The Obama administration elected to not indict Assange in 2013 over WikiLeaks’ 2010 publication of the labeled cables as a result of it will have needed to additionally indict journalists from main information retailers who printed the identical supplies. Former President Obama additionally commuted Manning’s 35-year sentence for violations of the Espionage Act and different offenses to seven years in January 2017, and Manning, who had been imprisoned since 2010, was launched later that 12 months.
However the Justice Division underneath former President Trump later moved to indict Assange underneath the Espionage Act, and the Biden administration has continued to pursue his prosecution.
“I name on the Authorities of the UK to rigorously evaluate Mr. Assange’s extradition order with a view to making sure full compliance with absolutely the and non-derogable prohibition of refoulement to torture and different merciless, inhuman or degrading therapy or punishment and to take all the mandatory measures to safeguard Mr. Assange’s bodily and psychological well being,” Edwards stated.
Assange’s lawyer within the U.Okay., Jennifer Robinson, has beforehand stated she fears he “wouldn’t survive if extradited to the U.S.”
Beneath the Trump administration, the CIA allegedly had plans to kill Assange over the publication of delicate company hacking instruments generally known as “Vault 7,” which have been leaked to Wikileaks, Yahoo reported in 2021. The company stated the leak represented “the most important knowledge loss in CIA historical past.”
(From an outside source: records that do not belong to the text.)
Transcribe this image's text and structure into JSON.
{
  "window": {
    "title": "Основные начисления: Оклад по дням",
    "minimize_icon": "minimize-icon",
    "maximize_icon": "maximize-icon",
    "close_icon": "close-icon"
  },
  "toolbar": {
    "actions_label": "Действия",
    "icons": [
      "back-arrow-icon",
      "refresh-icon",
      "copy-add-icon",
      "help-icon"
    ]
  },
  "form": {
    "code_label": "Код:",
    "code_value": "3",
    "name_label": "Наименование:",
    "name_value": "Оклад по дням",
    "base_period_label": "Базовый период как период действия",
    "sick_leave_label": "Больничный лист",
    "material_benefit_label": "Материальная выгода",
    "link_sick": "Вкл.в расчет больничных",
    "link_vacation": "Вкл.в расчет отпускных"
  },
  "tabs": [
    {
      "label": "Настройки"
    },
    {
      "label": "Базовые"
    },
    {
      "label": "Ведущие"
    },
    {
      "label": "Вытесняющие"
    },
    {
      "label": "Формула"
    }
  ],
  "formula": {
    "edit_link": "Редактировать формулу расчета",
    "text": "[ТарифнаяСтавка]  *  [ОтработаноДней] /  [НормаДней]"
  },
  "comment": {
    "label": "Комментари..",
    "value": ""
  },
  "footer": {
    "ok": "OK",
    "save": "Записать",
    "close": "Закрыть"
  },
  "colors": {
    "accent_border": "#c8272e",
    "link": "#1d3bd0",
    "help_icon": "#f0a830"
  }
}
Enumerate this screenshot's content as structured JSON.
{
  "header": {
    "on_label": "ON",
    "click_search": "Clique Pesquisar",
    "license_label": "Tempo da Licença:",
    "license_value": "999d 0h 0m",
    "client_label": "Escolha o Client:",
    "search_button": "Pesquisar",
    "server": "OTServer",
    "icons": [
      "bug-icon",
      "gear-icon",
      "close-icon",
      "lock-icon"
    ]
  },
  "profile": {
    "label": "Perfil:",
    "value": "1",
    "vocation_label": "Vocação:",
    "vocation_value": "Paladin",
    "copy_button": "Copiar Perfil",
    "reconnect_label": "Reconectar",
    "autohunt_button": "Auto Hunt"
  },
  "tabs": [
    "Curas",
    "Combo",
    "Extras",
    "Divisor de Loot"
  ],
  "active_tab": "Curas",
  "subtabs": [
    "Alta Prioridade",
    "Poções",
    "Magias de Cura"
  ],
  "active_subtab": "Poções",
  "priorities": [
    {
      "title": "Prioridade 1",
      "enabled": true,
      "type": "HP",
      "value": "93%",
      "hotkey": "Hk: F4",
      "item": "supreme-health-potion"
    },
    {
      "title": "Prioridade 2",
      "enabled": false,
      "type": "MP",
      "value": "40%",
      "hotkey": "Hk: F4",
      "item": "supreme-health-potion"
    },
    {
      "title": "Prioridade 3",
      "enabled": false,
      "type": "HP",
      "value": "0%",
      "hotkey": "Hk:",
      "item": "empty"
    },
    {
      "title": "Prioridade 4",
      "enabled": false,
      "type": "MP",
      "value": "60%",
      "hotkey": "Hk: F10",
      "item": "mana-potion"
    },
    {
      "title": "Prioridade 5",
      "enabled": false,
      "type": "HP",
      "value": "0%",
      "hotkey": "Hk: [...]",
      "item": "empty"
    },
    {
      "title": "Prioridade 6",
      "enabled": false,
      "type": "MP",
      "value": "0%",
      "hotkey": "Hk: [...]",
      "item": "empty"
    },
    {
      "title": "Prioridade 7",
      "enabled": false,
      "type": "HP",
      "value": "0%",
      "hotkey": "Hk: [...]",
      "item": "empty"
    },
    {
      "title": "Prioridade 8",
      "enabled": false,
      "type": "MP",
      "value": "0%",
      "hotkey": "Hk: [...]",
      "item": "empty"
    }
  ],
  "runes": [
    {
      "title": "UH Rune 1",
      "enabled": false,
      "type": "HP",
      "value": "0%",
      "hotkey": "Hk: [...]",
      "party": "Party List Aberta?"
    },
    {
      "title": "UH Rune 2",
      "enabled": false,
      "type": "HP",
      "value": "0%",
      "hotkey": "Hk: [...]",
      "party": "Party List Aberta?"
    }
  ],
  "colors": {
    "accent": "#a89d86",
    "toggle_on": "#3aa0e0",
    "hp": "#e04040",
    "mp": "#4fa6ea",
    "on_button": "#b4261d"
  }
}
The CIA was accused of getting discussions “on the highest ranges” of the administration about plans to assassinate Assange in London and allegedly adopted orders from then-CIA director Mike Pompeo to attract up kill “sketches” and “choices.” The company additionally had superior plans to kidnap and rendition Assange and had made a political determination to cost him, in keeping with the Yahoo report.
WikiLeaks additionally printed inner communications in 2016 between the Democratic Nationwide Committee and presidential candidate Hillary Clinton’s marketing campaign that exposed the DNC’s makes an attempt to spice up Clinton in that 12 months’s Democratic main.